In a male-dominated field, she fits in. "I've always gotten along with guys better. I've always ended up being the only girl in a group of guys, so it's not that weird to me. It's hard sometimes, because there's not a lot of other people like you doing the thing, so it's nice to have a community. . . . I'd like to see more women doing comedy, but not just for the sake of doing it."
Several things make her stand out from the mill of open-mic regulars, first of which being that she never set out to be a comic. "I wasn't doing it to pursue comedy", Wiener said. "It was a fun thing to do after school. I just kind of kept doing it. After a couple of months, I figured 'maybe I'll stick to this.'"
Comics are sometimes quick to tell you about the profound effect that a Pryor or a Bill Hicks or George Carlin had on them. "I did watch them," Wiener said. "I watched Louis C.K. when I was younger. [He] was the big one I got into…But I never thought about it as something I could do."
She has no political or humanitarian agenda, she said recently, before her 19th birthday. "No, I'm just trying to be funny. I'm 18, I don't really have a message I'm trying to get across…If I could make a living doing standup, I would be super super happy."
Comics are stereotyped to be a self-destructive lot, just as clowns are deemed sad. They take to the stage like an agonal breath, and release inner demons there. Wiener doesn't quite fit the mold. "There's definitely a lot of f--kups," she said, "but ya know, I've struggled with that kind of stuff myself. But so does everyone. There's a bunch of suicidal people [in comedy]."
It's a common saying that tragedy plus time equals comedy. Given the early deaths of Chris Farley, Sam Kinison, Lenny Bruce, Belushi, Mitch Hedberg and others, perhaps it is an inverse industry truism that comedy plus time equals tragedy. Live comedy is a pressure cooker. In a field where bombing onstage is referred to as "dying," Wiener seems to carry herself in uncommonly healthy way.
"It's the most fun thing I've ever done," she said, "and I've met my favorite people in the world from [doing comedy]. Now that I'm doing it—now, I'm watching as much comedy as I can get my hands on. . . . You're just saying silly stuff, and some people do that for a living.
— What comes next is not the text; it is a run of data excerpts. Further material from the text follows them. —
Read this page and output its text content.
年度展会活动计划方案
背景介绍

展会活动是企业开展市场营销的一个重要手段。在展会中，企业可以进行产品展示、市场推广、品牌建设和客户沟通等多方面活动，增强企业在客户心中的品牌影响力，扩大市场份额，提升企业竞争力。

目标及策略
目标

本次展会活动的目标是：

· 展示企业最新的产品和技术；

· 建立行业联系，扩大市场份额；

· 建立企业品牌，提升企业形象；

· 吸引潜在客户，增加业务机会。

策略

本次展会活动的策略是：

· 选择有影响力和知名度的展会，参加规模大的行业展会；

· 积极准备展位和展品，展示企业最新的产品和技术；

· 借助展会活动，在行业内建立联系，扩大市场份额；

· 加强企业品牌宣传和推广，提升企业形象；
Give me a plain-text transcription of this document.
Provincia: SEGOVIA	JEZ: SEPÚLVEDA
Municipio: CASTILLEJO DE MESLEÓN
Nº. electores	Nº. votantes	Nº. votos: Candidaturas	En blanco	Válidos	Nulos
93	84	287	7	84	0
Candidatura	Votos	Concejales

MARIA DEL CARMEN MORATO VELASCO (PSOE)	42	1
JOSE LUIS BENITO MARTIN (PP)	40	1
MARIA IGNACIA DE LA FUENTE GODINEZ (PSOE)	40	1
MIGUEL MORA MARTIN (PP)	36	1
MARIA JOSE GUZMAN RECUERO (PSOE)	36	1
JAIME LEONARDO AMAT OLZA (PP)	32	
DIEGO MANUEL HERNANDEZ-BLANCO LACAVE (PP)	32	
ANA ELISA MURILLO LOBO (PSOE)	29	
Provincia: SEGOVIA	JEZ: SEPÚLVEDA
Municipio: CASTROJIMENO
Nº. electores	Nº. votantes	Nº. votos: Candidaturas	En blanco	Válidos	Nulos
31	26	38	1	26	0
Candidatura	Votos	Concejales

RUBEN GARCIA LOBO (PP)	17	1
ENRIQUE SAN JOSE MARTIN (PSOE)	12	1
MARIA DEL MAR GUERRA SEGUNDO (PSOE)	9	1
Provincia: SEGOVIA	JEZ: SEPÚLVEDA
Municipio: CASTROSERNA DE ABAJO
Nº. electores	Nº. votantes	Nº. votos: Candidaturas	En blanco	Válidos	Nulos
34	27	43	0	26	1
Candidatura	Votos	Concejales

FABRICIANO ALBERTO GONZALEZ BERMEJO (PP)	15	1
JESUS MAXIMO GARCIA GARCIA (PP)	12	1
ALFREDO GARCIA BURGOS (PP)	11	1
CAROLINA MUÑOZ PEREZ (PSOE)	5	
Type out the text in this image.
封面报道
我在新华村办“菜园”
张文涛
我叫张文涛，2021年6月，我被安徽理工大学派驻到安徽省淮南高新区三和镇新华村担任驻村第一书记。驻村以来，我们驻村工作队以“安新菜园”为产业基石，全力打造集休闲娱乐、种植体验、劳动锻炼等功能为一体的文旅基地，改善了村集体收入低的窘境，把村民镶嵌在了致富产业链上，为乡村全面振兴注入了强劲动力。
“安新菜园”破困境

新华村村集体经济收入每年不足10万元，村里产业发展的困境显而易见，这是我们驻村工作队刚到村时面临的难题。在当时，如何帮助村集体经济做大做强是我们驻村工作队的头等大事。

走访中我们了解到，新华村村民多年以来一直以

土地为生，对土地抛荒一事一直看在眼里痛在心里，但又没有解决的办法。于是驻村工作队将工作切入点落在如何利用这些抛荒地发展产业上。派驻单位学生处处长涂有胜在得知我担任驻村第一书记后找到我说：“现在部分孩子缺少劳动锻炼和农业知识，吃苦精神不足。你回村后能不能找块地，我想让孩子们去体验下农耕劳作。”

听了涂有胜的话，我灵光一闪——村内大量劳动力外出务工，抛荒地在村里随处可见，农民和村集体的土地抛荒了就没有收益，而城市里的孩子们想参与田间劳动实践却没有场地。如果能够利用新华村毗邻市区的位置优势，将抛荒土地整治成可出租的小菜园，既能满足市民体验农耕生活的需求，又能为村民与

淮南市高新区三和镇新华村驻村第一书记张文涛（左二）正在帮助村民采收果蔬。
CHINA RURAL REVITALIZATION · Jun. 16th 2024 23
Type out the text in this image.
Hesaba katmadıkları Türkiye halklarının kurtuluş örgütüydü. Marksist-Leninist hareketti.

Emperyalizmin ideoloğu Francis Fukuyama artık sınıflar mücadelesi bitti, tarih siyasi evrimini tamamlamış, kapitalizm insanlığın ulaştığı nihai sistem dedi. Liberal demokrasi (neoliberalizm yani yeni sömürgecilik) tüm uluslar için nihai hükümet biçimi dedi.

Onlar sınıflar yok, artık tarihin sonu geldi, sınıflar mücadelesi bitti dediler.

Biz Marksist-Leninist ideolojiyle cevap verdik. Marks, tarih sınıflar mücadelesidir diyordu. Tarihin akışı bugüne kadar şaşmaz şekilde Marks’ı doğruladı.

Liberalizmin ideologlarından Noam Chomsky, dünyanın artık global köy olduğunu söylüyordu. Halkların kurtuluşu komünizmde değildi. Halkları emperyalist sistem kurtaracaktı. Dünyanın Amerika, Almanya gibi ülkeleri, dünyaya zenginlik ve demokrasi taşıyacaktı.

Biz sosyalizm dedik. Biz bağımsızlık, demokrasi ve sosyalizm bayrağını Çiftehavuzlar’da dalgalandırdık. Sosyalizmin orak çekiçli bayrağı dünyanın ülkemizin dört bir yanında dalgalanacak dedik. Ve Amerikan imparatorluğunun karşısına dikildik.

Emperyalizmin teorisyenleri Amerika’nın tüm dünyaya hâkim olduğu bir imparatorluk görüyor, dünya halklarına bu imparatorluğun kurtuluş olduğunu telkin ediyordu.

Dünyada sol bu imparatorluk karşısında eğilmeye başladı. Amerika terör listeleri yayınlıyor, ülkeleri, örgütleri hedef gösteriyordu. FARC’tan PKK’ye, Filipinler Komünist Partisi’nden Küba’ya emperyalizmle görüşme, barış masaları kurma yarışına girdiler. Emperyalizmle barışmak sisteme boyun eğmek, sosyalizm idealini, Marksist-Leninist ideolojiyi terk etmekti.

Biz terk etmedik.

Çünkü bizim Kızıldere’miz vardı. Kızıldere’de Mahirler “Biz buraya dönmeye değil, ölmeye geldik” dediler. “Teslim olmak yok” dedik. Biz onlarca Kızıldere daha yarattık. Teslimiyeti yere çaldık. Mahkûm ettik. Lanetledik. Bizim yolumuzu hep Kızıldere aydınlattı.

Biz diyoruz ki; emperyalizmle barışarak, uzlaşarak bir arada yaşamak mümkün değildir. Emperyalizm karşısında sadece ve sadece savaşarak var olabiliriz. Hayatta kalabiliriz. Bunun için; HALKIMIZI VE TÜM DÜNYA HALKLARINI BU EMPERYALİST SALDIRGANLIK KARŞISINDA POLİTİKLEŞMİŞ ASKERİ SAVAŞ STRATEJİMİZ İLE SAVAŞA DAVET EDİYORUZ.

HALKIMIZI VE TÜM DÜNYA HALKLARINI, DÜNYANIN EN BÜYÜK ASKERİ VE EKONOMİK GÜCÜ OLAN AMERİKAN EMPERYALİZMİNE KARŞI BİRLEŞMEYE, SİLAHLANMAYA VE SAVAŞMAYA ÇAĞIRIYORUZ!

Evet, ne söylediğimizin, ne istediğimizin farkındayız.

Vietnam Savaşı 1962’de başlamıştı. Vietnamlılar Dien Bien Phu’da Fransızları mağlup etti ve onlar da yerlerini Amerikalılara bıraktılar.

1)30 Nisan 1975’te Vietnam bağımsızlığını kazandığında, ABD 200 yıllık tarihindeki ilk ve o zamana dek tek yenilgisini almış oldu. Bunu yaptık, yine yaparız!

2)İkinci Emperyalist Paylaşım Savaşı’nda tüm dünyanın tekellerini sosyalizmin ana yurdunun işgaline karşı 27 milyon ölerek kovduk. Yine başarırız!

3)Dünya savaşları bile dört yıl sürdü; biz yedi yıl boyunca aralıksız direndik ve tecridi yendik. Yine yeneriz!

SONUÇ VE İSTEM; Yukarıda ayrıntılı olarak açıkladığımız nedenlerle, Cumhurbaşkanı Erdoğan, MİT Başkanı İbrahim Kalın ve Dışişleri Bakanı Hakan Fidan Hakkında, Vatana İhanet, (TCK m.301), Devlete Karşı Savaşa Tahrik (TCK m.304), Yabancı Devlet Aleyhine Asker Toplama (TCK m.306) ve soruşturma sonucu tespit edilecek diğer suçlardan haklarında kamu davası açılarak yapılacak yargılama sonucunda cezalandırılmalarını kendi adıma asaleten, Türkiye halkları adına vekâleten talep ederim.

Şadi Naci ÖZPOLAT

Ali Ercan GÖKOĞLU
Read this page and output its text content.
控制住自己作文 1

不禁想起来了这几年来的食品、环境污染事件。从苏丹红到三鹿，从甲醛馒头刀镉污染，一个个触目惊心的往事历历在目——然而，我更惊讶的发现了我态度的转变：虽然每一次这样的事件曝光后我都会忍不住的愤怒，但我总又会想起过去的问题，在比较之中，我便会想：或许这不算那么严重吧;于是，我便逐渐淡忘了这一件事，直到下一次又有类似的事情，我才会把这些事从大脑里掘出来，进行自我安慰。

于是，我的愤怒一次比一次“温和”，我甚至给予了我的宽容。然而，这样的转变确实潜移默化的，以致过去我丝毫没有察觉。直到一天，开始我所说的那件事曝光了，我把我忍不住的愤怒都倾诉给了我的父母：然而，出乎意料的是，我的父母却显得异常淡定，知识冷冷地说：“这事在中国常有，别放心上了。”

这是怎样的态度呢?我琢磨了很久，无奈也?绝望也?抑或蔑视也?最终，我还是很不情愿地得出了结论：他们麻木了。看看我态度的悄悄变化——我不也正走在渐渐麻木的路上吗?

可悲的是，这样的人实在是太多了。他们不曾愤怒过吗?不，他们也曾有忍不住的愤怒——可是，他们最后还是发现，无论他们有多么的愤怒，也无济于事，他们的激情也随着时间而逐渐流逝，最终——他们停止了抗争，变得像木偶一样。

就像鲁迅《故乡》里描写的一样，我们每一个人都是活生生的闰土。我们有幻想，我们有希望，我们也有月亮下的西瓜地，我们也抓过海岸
That's crazy. It's insane that that's a job."
She has an optimism that seems rare among gifted comics. "You have to be really confident that in a room of people that they should pay money to hear what you have to say. . . Gender roles would not have women do that. I think part of it is, if a guy is onstage and is looking gross—you have to be kind of gross to be funny, and women are taught to be attractive above all else. You're trying to make a living doing unladylike things. For as many people as have that opinion, I hear women say 'shit' and 'c--t' all the time."
"She's a natural writer with a quirky performance style that is abrasive and likeable at the same time," Hodge said. "That's a rare and cool combo, especially in someone who is barely old enough to vote and still can't legally buy a wine cooler. Because she's so young, she has a fresh point of view nobody has ever heard before. It's cool to watch."
Maddie Wiener is performing October 26 at the Local 506 in Chapel Hill.